“I haven’t made it [the Dream Act] a law of the land because of one thing, the filibuster,” were the words uttered by United States Senate Majority Whip Dick Durbin (D-IL), chair of the Senate Judiciary Committee, before the American Dream and Promise Act voting cleared the House on March 18.
“Five times I brought this measure to the floor of the United States Senate and been stopped by the filibuster,” Durbin said that day. Now, all eyes are on when it would reach the Senate floor.
The American Dream and Promise Act aka Bill HR 6, if passed by the US Senate, would offer green cards not just to those who came to the US as undocumented immigrants but also those who have gone out of status because of the green card backlog.
San Jose, California-based immigration attorney Jay Terkiana agreed with Senator Durbin’s fears.
“We have two wonderful bills that are already passed by the House of Representatives,” Terkiana, managing immigration attorney at Terkiana Inc, told indica News.
“Not just the HR6 – American Dream and Promise Act of 2021 (known as DACA Green Card Bill), but also HR5038 Farm Workforce Modernization Act of 2019 (known as Farm Workers Green Card Bill),” he pointed out.
American Dream and Promise Act could provide, among other things, a conditional permanent resident status to DACA Recipients, certain minor entrants, and children of certain classes of nonimmigrants.
Similarly, amongst other things, the Farm Workforce Modernization Act could provide green cards to certified agricultural workers.
To become law, these bills must be passed by the Senate and then signed by President. In the US Senate there are 100 seats, 48 Democrats, 50 Republicans, and 2 Independents who caucus with the Democrats. Democrats hold the majority due to the tie-breaking vote of Vice President Kamala Harris.
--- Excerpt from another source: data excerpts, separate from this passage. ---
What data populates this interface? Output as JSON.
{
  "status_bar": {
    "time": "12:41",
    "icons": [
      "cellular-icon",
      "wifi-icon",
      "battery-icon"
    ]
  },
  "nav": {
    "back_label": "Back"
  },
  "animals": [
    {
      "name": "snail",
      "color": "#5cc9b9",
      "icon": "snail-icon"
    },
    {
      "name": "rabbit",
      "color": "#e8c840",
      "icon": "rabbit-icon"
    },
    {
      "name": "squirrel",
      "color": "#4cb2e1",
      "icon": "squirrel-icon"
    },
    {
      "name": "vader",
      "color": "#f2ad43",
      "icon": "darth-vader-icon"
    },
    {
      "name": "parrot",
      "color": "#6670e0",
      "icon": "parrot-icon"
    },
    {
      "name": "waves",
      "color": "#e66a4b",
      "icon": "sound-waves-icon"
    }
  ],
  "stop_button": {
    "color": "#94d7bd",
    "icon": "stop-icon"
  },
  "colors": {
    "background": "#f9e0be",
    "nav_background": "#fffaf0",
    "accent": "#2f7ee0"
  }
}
“But the problem is that any senator can use the filibuster to block the bills,” Terkiana said, sounding concerned.
A filibuster is a parliamentary procedure using which any senator can attempt to delay or block a vote on a bill by extending debate on the measure. According to US Senate rules, a senator can speak for as long as they wish, unless three-fifths of the senators i.e. 60 out of 100 vote to bring the debate to a close by invoking closure.
“So, it is obvious that at least 60 out of 100 senators must pass the bill, in order for it to become law. Now you can see why this is not that easy,” Terkiana said.
“It is pertinent to note here that Farm Workers Green Card Bill has more support in Republican circles, partly because several of the red states depend on farmworkers, and therefore support these measures to some extent,” he added.
Protections in the American and Promise Dream Act would allow 2.3 million Dreamers brought to America as children, including nearly 700,000 Deferred Action for Childhood Arrivals (DACA) recipients, to stay in the U.S.
The bill’s protections would also allow almost 400,000 TPS and DED holders to have the opportunity to remain in the country, along with another 170,000 “Legal Dreamers” – children of certain temporary workers who aged out of derivative status from their parents’ visas.
A recent opinion piece in The Hill, however, questioned how serious the Democrats are about the bill.
“The Democrats have been introducing DREAM Acts for 20 years,” it said. “….The most recent attempt is titled the “American Dream and Promise Act,” H.R. 6, but in view of all the previous failed attempts, it might more aptly be called the “False Hope Act.”’
The Hill article added: “They could have moved a DREAM Act through the House and the Senate without a single Republican vote when Barack Obama was president, and he would have signed it into law. From January 2009 to January 2011, Democrats had a large majority in the House, and until Scott Brown’s special election in 2010, they had enough votes in the Senate to stop a Republican filibuster.”